Living Deliberately

"I went to the woods because I wished to live deliberately, to front only the essential facts of life, and see if I could not learn what it had to teach, and not, when I came to die, discover that I had not lived." Henry David Thoreau, Walden, 1854

Friday, February 24, 2006

Modern Marvels

This carpet moss (Mnium hornum) is living on the moist ground at the edge of my yard, the mosses are an incredibly persistent life form. They are rootless organisms - having only a single celled rhyzoid to embrace the earth and absorb water - yet they are formed to place, not made to move, but to flourish. Their vitality comes from a resilience of marvellous proportions. Mosses can rebound from near desiccation and flourish anew. Mosses are the primary land plant. Their story is astounding, when you think of it. Some 500 million years ago, this gaggle of cooperating cells, this self-replicating system, found a way to flourish where water had evaporated. (Life has that persistence.) How many tries before it got it right? Enough to get it right, if Darwin and Mendel are correct. These relics flourish now in my yard, glowing green, alive in honest worship of their god the sun. Male and female in successive generations. This life form in all its stories represents the memory of a certain kind of living momentum so undeniably different from the momentum of empty space that consciousness called it holy, ancient philosphers explained it as sacred. And I would argue that no engineering course at MIT or management course at the Harvard Business School or philosophy course at the New School for Social Research can possibly replicate the profound insistence of self-organizing material. That's what Thoreau discovered, I think. We take it for granted. He pointed that out as well.

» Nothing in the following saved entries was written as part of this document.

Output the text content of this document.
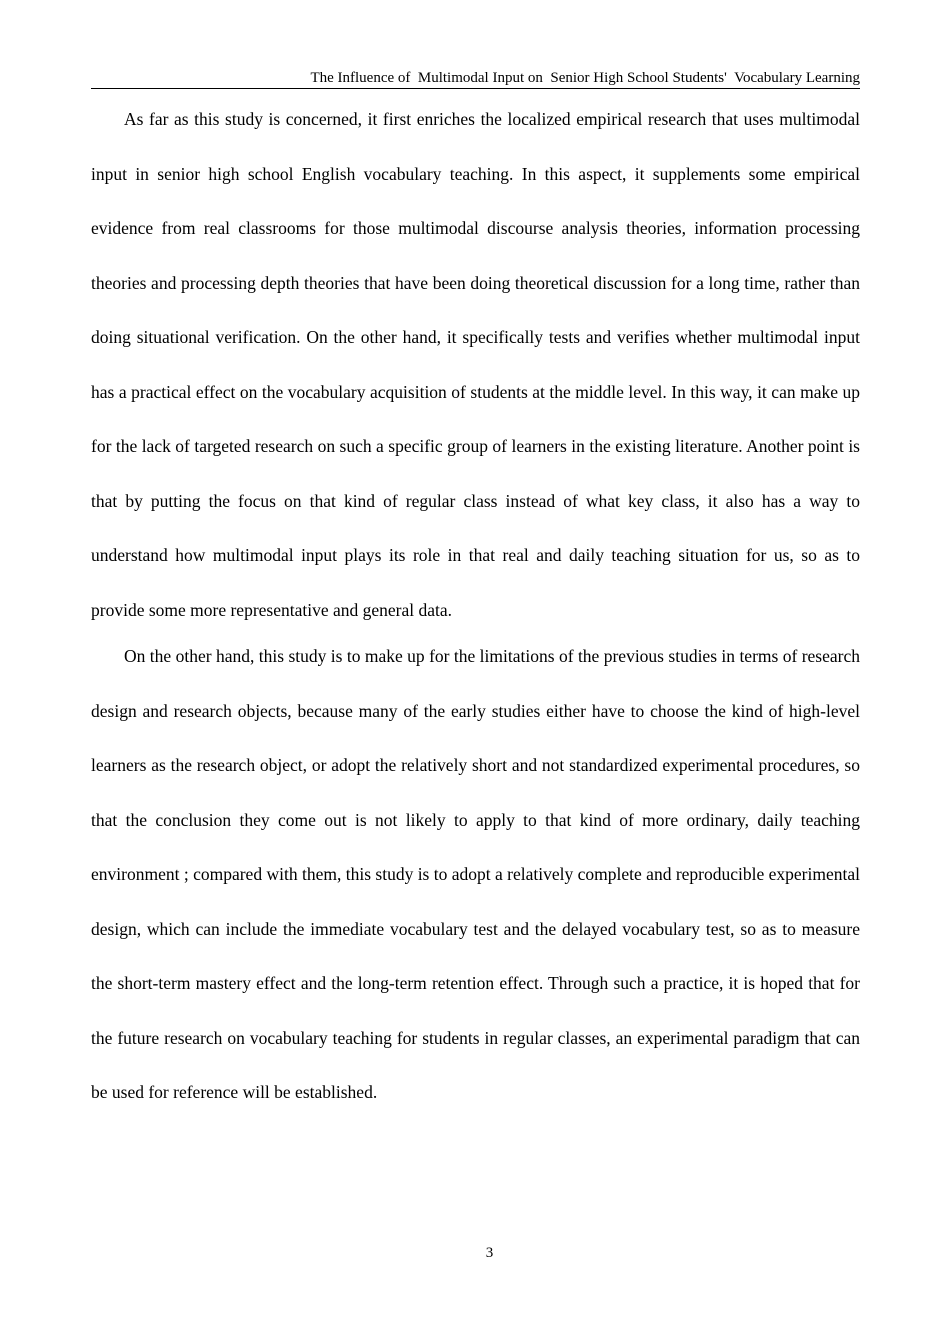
The Influence of  Multimodal Input on  Senior High School Students'  Vocabulary Learning

As far as this study is concerned, it first enriches the localized empirical research that uses multimodal input in senior high school English vocabulary teaching. In this aspect, it supplements some empirical evidence from real classrooms for those multimodal discourse analysis theories, information processing theories and processing depth theories that have been doing theoretical discussion for a long time, rather than doing situational verification. On the other hand, it specifically tests and verifies whether multimodal input has a practical effect on the vocabulary acquisition of students at the middle level. In this way, it can make up for the lack of targeted research on such a specific group of learners in the existing literature. Another point is that by putting the focus on that kind of regular class instead of what key class, it also has a way to understand how multimodal input plays its role in that real and daily teaching situation for us, so as to provide some more representative and general data.

On the other hand, this study is to make up for the limitations of the previous studies in terms of research design and research objects, because many of the early studies either have to choose the kind of high-level learners as the research object, or adopt the relatively short and not standardized experimental procedures, so that the conclusion they come out is not likely to apply to that kind of more ordinary, daily teaching environment ; compared with them, this study is to adopt a relatively complete and reproducible experimental design, which can include the immediate vocabulary test and the delayed vocabulary test, so as to measure the short-term mastery effect and the long-term retention effect. Through such a practice, it is hoped that for the future research on vocabulary teaching for students in regular classes, an experimental paradigm that can be used for reference will be established.

3
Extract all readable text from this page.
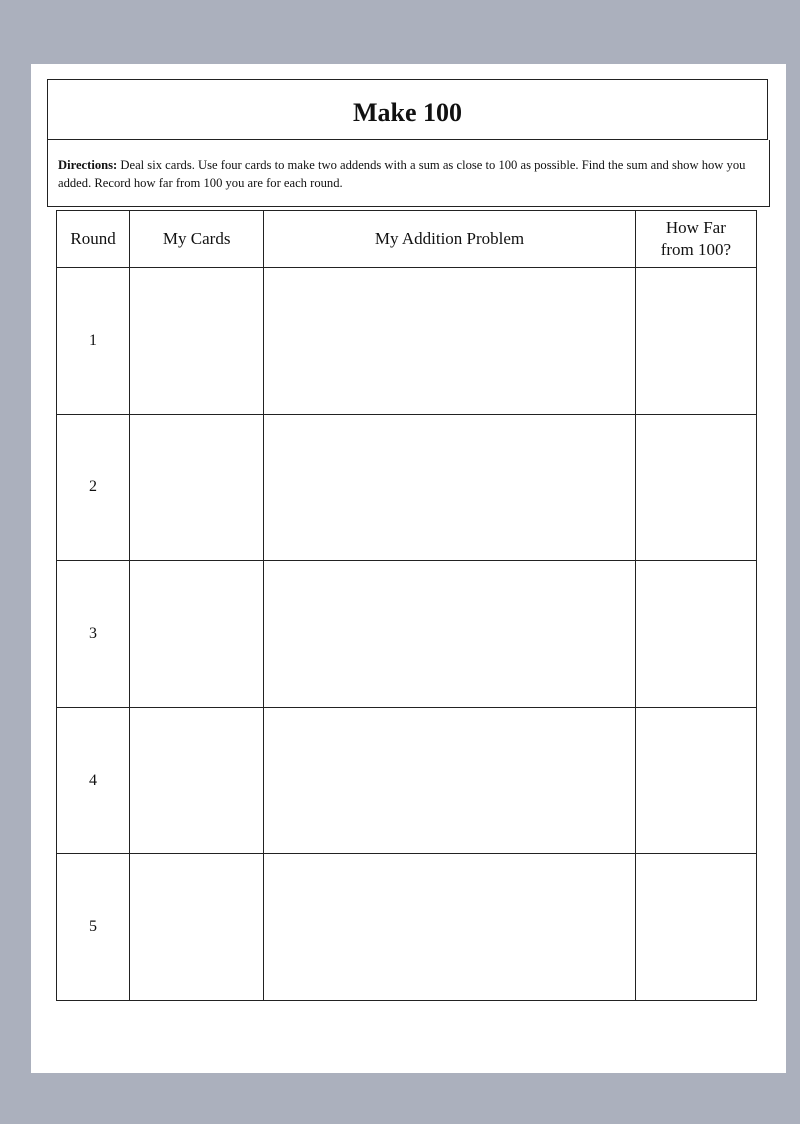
Make 100
Directions: Deal six cards. Use four cards to make two addends with a sum as close to 100 as possible. Find the sum and show how you added. Record how far from 100 you are for each round.
Round	My Cards	My Addition Problem	How Far
from 100?
1			
2			
3			
4			
5			
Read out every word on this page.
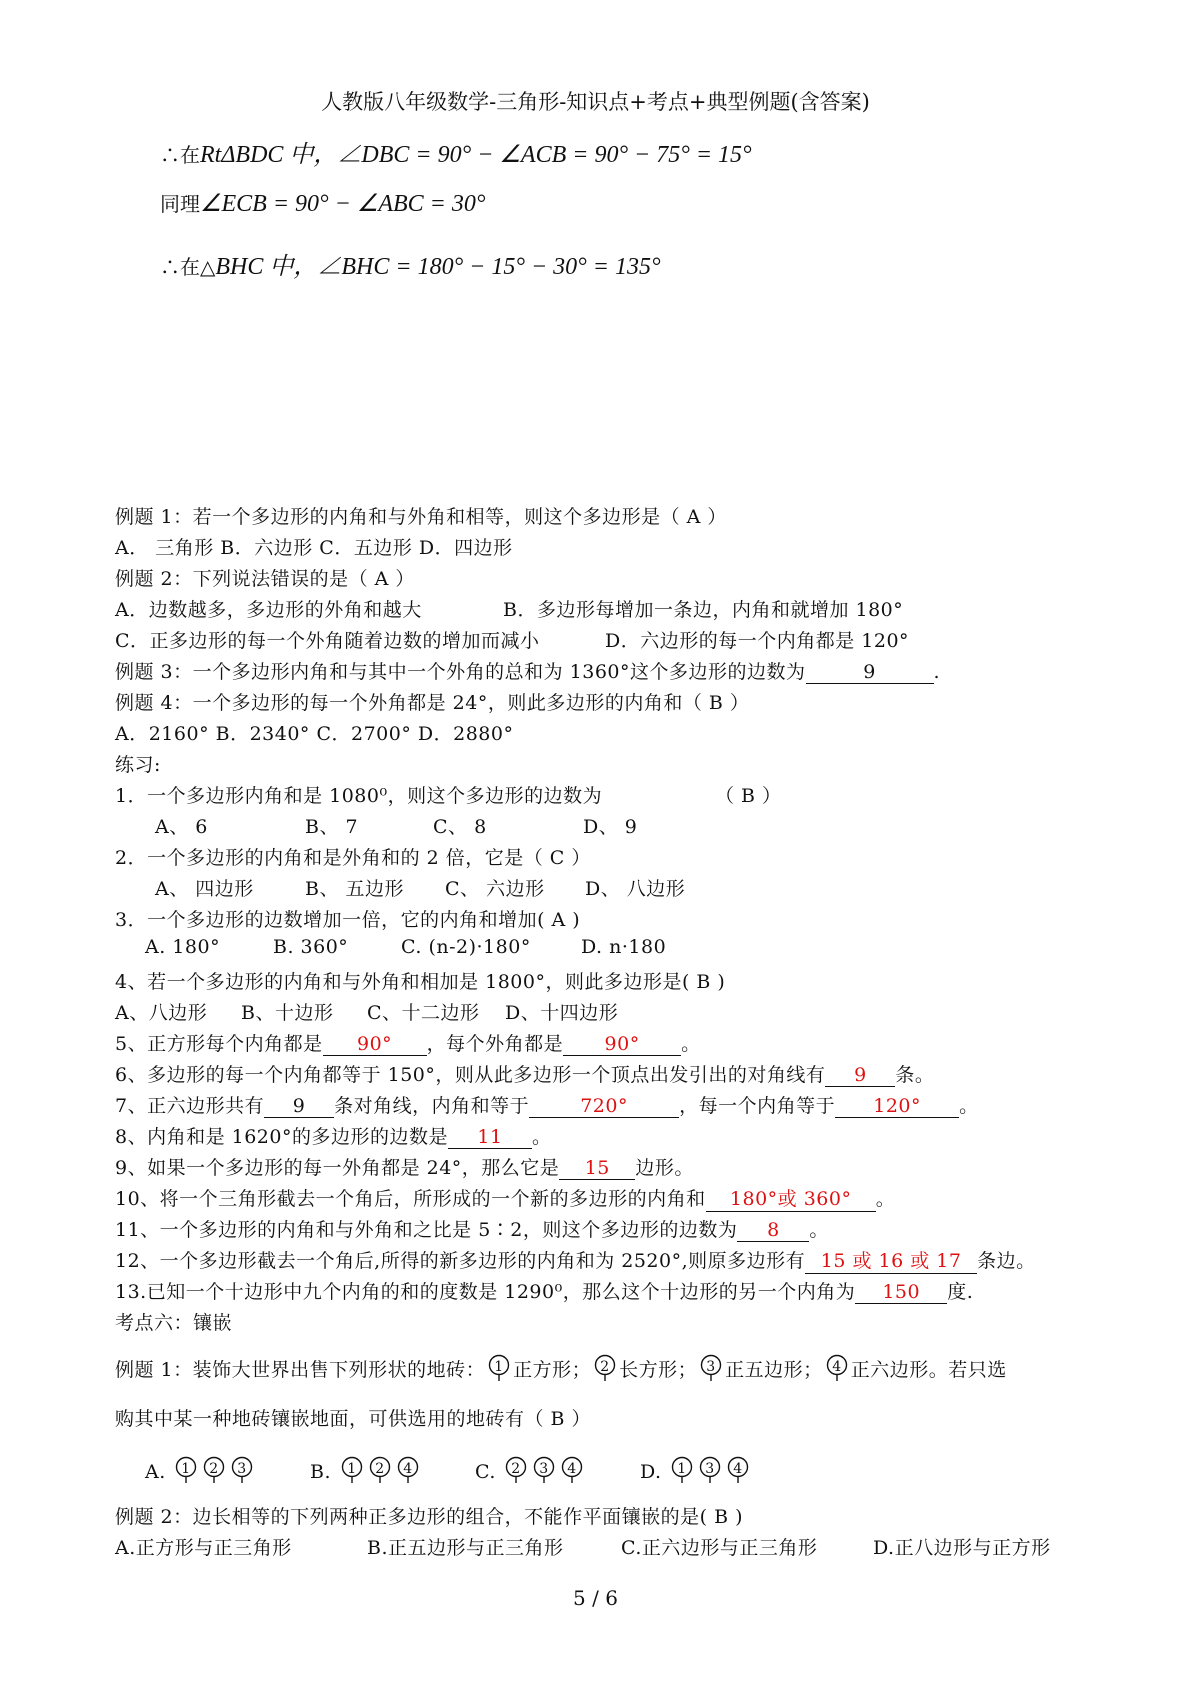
人教版八年级数学-三角形-知识点+考点+典型例题(含答案)
∴在RtΔBDC 中，∠DBC = 90° − ∠ACB = 90° − 75° = 15°
同理∠ECB = 90° − ∠ABC = 30°
∴在△BHC 中，∠BHC = 180° − 15° − 30° = 135°
例题 1：若一个多边形的内角和与外角和相等，则这个多边形是（ A ）
A． 三角形 B．六边形 C．五边形 D．四边形
例题 2：下列说法错误的是（ A ）
A．边数越多，多边形的外角和越大	B．多边形每增加一条边，内角和就增加 180°
C．正多边形的每一个外角随着边数的增加而减小	D．六边形的每一个内角都是 120°
例题 3：一个多边形内角和与其中一个外角的总和为 1360°这个多边形的边数为	9	.
例题 4：一个多边形的每一个外角都是 24°，则此多边形的内角和（ B ）
A．2160° B．2340° C．2700° D．2880°
练习:
1．一个多边形内角和是 1080⁰，则这个多边形的边数为	（ B ）
A、 6	B、 7	C、 8	D、 9
2．一个多边形的内角和是外角和的 2 倍，它是（ C ）
A、 四边形	B、 五边形 C、 六边形 D、 八边形
3．一个多边形的边数增加一倍，它的内角和增加( A )
A. 180°	B. 360°	C. (n-2)·180°	D. n·180
4、若一个多边形的内角和与外角和相加是 1800°，则此多边形是( B )
A、八边形 B、十边形 C、十二边形 D、十四边形
5、正方形每个内角都是 90° ，每个外角都是 90° 。
6、多边形的每一个内角都等于 150°，则从此多边形一个顶点出发引出的对角线有 9 条。
7、正六边形共有 9 条对角线，内角和等于	720°	，每一个内角等于 120° 。
8、内角和是 1620°的多边形的边数是 11 。
9、如果一个多边形的每一外角都是 24°，那么它是 15 边形。
10、将一个三角形截去一个角后，所形成的一个新的多边形的内角和 180°或 360° 。
11、一个多边形的内角和与外角和之比是 5∶2，则这个多边形的边数为 8 。
12、一个多边形截去一个角后,所得的新多边形的内角和为 2520°,则原多边形有 15 或 16 或 17 条边。
13.已知一个十边形中九个内角的和的度数是 1290⁰，那么这个十边形的另一个内角为 150 度.
考点六：镶嵌
例题 1：装饰大世界出售下列形状的地砖： 1 正方形； 2 长方形； 3 正五边形； 4 正六边形。若只选
购其中某一种地砖镶嵌地面，可供选用的地砖有（ B ）
A. 1 2 3	B. 1 2 4	C. 2 3 4	D. 1 3 4
例题 2：边长相等的下列两种正多边形的组合，不能作平面镶嵌的是( B )
A.正方形与正三角形	B.正五边形与正三角形	C.正六边形与正三角形	D.正八边形与正方形
5 / 6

The question is: This loss of notice, this failure to be aware, can it really harm us? Because those would amount to laughable claims in many books. The very idea that the wild somehow feeds us beyond our pragmatic needs and abundant wants has been rendered mute through shaming mechanisms and misdirection. So why, really, could it possibly matter whether we stare down a flowering apple tree or stare at a glowing screen, what possible imprints could the visible world have upon our imagination. I mean, come on. It is just stuff that we look at, it is not thought itself. Is it?